After losing her mom, Willa is grieving and having a hard time living with her dad and his new family on an island off the coast of Washington State. Her dad tries to cheer her up by taking her whale watching, something Willa's mom used to do.
While all the passengers are on one side of the boat, Willa encounters a humpback whale on the opposite side. Willa feels so lonely that she starts to talk to the whale—and the whale talks back!
The whale, named Meg, quickly becomes a trusted friend and confidante Willa can speak to whenever she's by the ocean.
Meg offers sound advice Willa needs about dealing with a nemesis at school and trying to figure out why her friend Marc is keeping secrets about his family life.
Before the story ends, it will take all of Willa's courage and connections to tackle a problem that's as big as a blue whale!
About the Authors:
SHELLY BROWN was born in the Northwest and grew up near the ocean. It’s a part of her. She can surf and point out all sorts of sea creatures and plants (though not necessarily at the same time.) Now that she lives in the mountains, she has saved money, planned, and taken Chad and their five kids to both coasts to swim, surf, search tide pools, snorkel, and watch sea lions, seals, turtles, whales, and more. Her soul speaks ocean.

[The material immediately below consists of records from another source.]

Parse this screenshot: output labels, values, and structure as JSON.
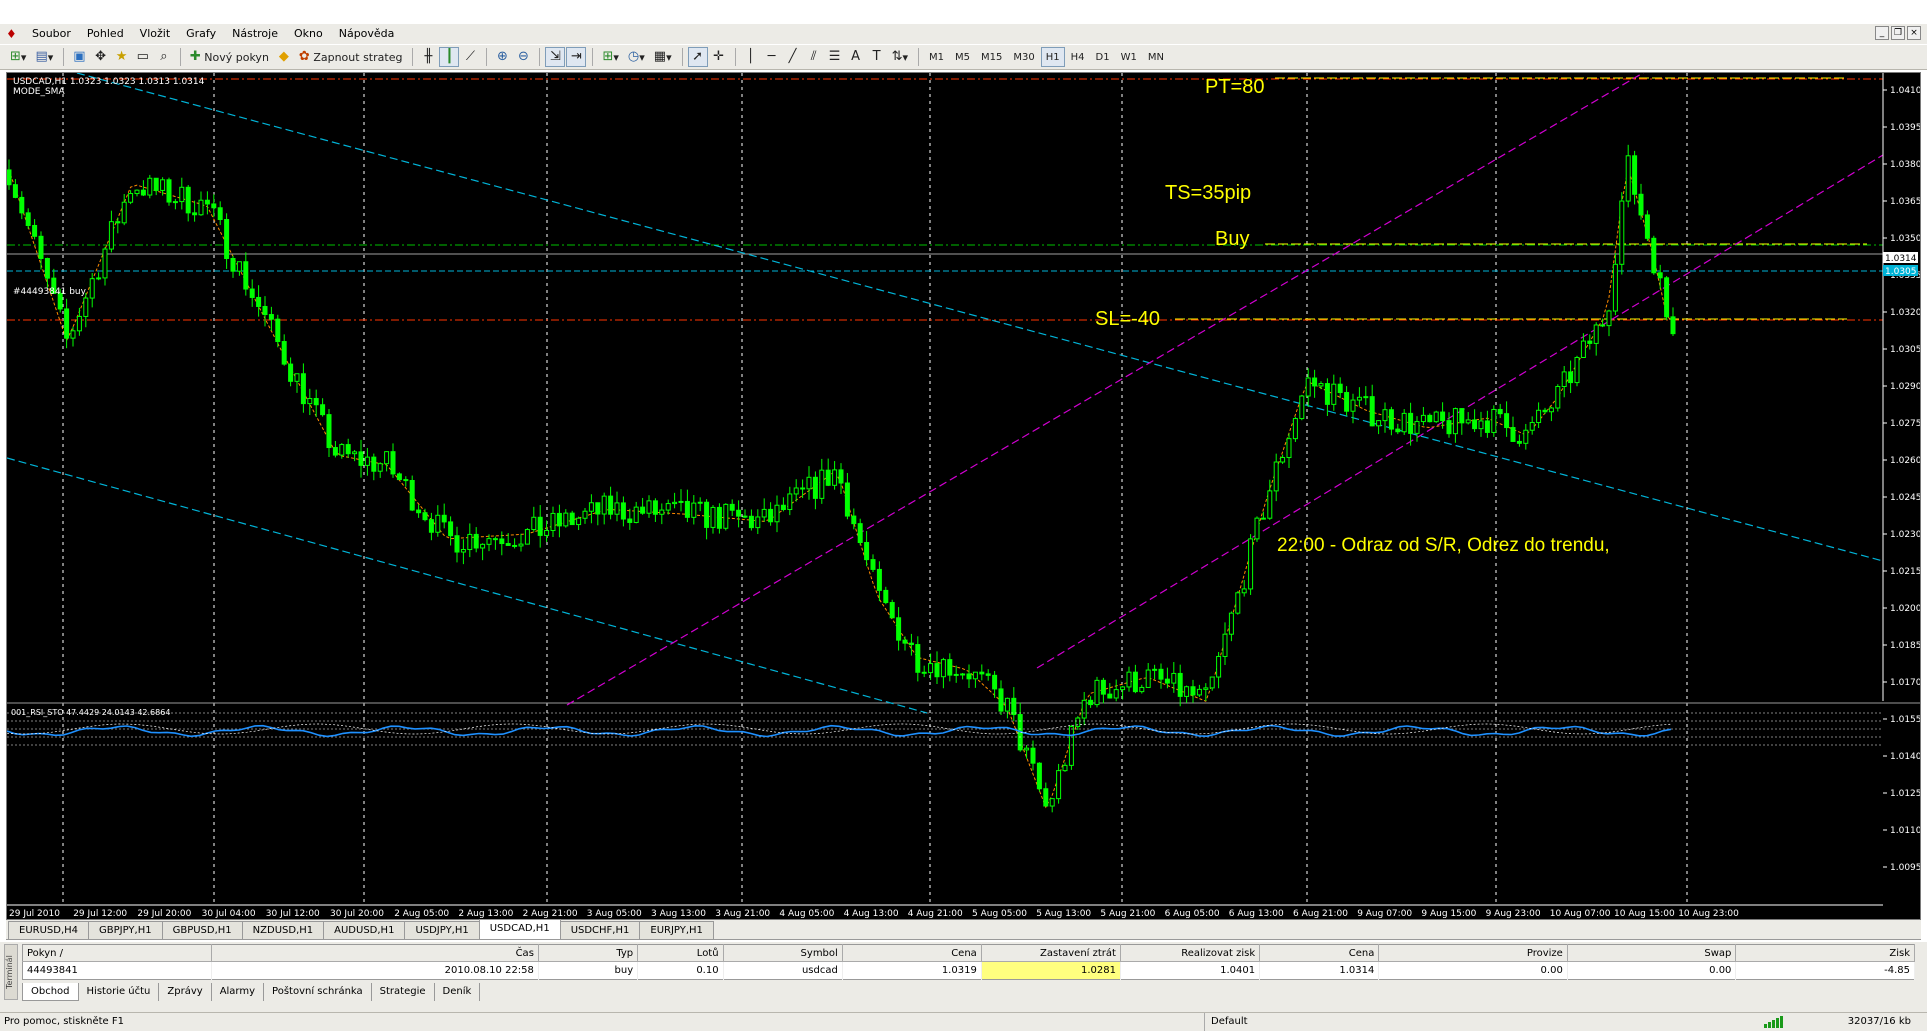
{
  "menu": [
    "Soubor",
    "Pohled",
    "Vložit",
    "Grafy",
    "Nástroje",
    "Okno",
    "Nápověda"
  ],
  "toolbar": {
    "new_order": "Nový pokyn",
    "expert": "Zapnout strateg",
    "timeframes": [
      "M1",
      "M5",
      "M15",
      "M30",
      "H1",
      "H4",
      "D1",
      "W1",
      "MN"
    ],
    "active_timeframe": "H1"
  },
  "chart": {
    "header_line1": "USDCAD,H1  1.0323 1.0323 1.0313 1.0314",
    "header_line2": "MODE_SMA",
    "order_label": "#44493841 buy",
    "price_ticks": [
      "1.0410",
      "1.0395",
      "1.0380",
      "1.0365",
      "1.0350",
      "1.0335",
      "1.0320",
      "1.0305",
      "1.0290",
      "1.0275",
      "1.0260",
      "1.0245",
      "1.0230",
      "1.0215",
      "1.0200",
      "1.0185",
      "1.0170",
      "1.0155",
      "1.0140",
      "1.0125",
      "1.0110",
      "1.0095"
    ],
    "current_price": "1.0314",
    "stop_price": "1.0305",
    "time_ticks": [
      "29 Jul 2010",
      "29 Jul 12:00",
      "29 Jul 20:00",
      "30 Jul 04:00",
      "30 Jul 12:00",
      "30 Jul 20:00",
      "2 Aug 05:00",
      "2 Aug 13:00",
      "2 Aug 21:00",
      "3 Aug 05:00",
      "3 Aug 13:00",
      "3 Aug 21:00",
      "4 Aug 05:00",
      "4 Aug 13:00",
      "4 Aug 21:00",
      "5 Aug 05:00",
      "5 Aug 13:00",
      "5 Aug 21:00",
      "6 Aug 05:00",
      "6 Aug 13:00",
      "6 Aug 21:00",
      "9 Aug 07:00",
      "9 Aug 15:00",
      "9 Aug 23:00",
      "10 Aug 07:00",
      "10 Aug 15:00",
      "10 Aug 23:00"
    ],
    "annotations": {
      "pt": "PT=80",
      "ts": "TS=35pip",
      "buy": "Buy",
      "sl": "SL=-40",
      "note": "22:00 - Odraz od S/R, Odrez do trendu,"
    },
    "indicator_label": "001_RSI_STO 47.4429 24.0143 42.6864",
    "colors": {
      "bull": "#00ff00",
      "annotation": "#ffff00",
      "channel": "#d000d0",
      "trendline": "#00b4d8",
      "sl_tp_line": "#ff3300",
      "buy_line": "#00c000",
      "ma": "#ff8c00"
    }
  },
  "symbol_tabs": [
    "EURUSD,H4",
    "GBPJPY,H1",
    "GBPUSD,H1",
    "NZDUSD,H1",
    "AUDUSD,H1",
    "USDJPY,H1",
    "USDCAD,H1",
    "USDCHF,H1",
    "EURJPY,H1"
  ],
  "active_symbol_tab": "USDCAD,H1",
  "terminal": {
    "side_label": "Terminál",
    "headers": [
      "Pokyn  /",
      "Čas",
      "Typ",
      "Lotů",
      "Symbol",
      "Cena",
      "Zastavení ztrát",
      "Realizovat zisk",
      "Cena",
      "Provize",
      "Swap",
      "Zisk"
    ],
    "row": [
      "44493841",
      "2010.08.10 22:58",
      "buy",
      "0.10",
      "usdcad",
      "1.0319",
      "1.0281",
      "1.0401",
      "1.0314",
      "0.00",
      "0.00",
      "-4.85"
    ],
    "tabs": [
      "Obchod",
      "Historie účtu",
      "Zprávy",
      "Alarmy",
      "Poštovní schránka",
      "Strategie",
      "Deník"
    ],
    "active_tab": "Obchod"
  },
  "status": {
    "help": "Pro pomoc, stiskněte F1",
    "profile": "Default",
    "traffic": "32037/16 kb"
  }
}
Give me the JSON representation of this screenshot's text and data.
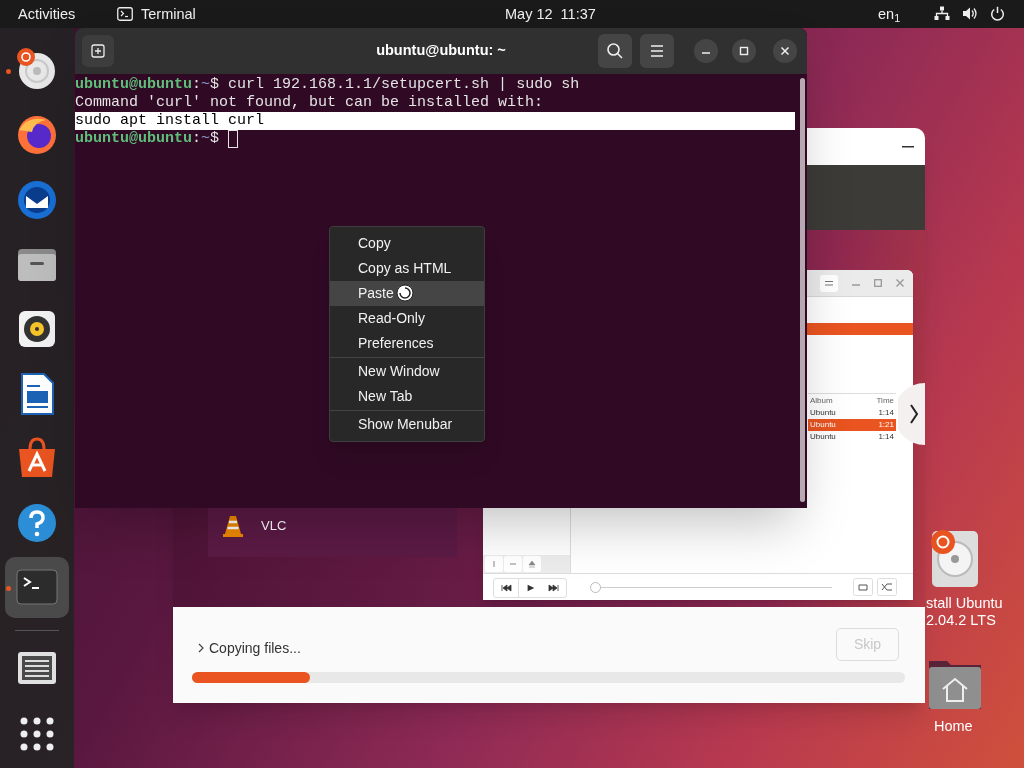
{
  "top_bar": {
    "activities": "Activities",
    "app_name": "Terminal",
    "clock": "May 12  11:37",
    "keyboard_layout": "en$_{1}$"
  },
  "dock": {
    "items": [
      {
        "kind": "installer",
        "running": true,
        "selected": false
      },
      {
        "kind": "firefox",
        "running": false,
        "selected": false
      },
      {
        "kind": "mail",
        "running": false,
        "selected": false
      },
      {
        "kind": "files",
        "running": false,
        "selected": false
      },
      {
        "kind": "music",
        "running": false,
        "selected": false
      },
      {
        "kind": "writer",
        "running": false,
        "selected": false
      },
      {
        "kind": "store",
        "running": false,
        "selected": false
      },
      {
        "kind": "help",
        "running": false,
        "selected": false
      },
      {
        "kind": "terminal",
        "running": true,
        "selected": true
      },
      {
        "kind": "separator"
      },
      {
        "kind": "screen",
        "running": false,
        "selected": false
      },
      {
        "kind": "apps",
        "running": false,
        "selected": false
      }
    ]
  },
  "desktop_icons": [
    {
      "kind": "installer",
      "lines": [
        "stall Ubuntu",
        "2.04.2 LTS"
      ]
    },
    {
      "kind": "home",
      "lines": [
        "Home"
      ]
    }
  ],
  "installer_window": {
    "slideshow": {
      "app_label": "VLC",
      "player": {
        "columns": [
          "Album",
          "Time"
        ],
        "rows": [
          {
            "album": "Ubuntu",
            "time": "1:14",
            "selected": false
          },
          {
            "album": "Ubuntu",
            "time": "1:21",
            "selected": true
          },
          {
            "album": "Ubuntu",
            "time": "1:14",
            "selected": false
          }
        ],
        "seek": {
          "level": 0
        }
      }
    },
    "status": "Copying files...",
    "skip_button": {
      "label": "Skip",
      "disabled": true
    },
    "progress": {
      "level": 0.165
    }
  },
  "terminal": {
    "title": "ubuntu@ubuntu: ~",
    "lines": [
      {
        "kind": "command",
        "user": "ubuntu@ubuntu",
        "separator": ":",
        "dir": "~",
        "sign": "$",
        "text": "curl 192.168.1.1/setupcert.sh | sudo sh",
        "selected": false
      },
      {
        "kind": "output",
        "text": "Command 'curl' not found, but can be installed with:",
        "selected": false
      },
      {
        "kind": "output",
        "text": "sudo apt install curl",
        "selected": true
      },
      {
        "kind": "command",
        "user": "ubuntu@ubuntu",
        "separator": ":",
        "dir": "~",
        "sign": "$",
        "cursor": true,
        "selected": false
      }
    ]
  },
  "context_menu": {
    "sections": [
      [
        {
          "label": "Copy",
          "hovered": false
        },
        {
          "label": "Copy as HTML",
          "hovered": false
        },
        {
          "label": "Paste",
          "hovered": true
        },
        {
          "label": "Read-Only",
          "hovered": false
        },
        {
          "label": "Preferences",
          "hovered": false
        }
      ],
      [
        {
          "label": "New Window",
          "hovered": false
        },
        {
          "label": "New Tab",
          "hovered": false
        }
      ],
      [
        {
          "label": "Show Menubar",
          "hovered": false
        }
      ]
    ]
  }
}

Growing up, CHAD MORRIS was fascinated by blue whales. He read books about the world’s largest creature and did grade school reports on them. He drew pictures of them and taped them to his wall (the pictures, not whales—that would be impossible). He would love to see a blue whale in real life, but he’d rather not meet a Bobbitt or zombie worm. Seriously, he’d prefer his bones not become jelly.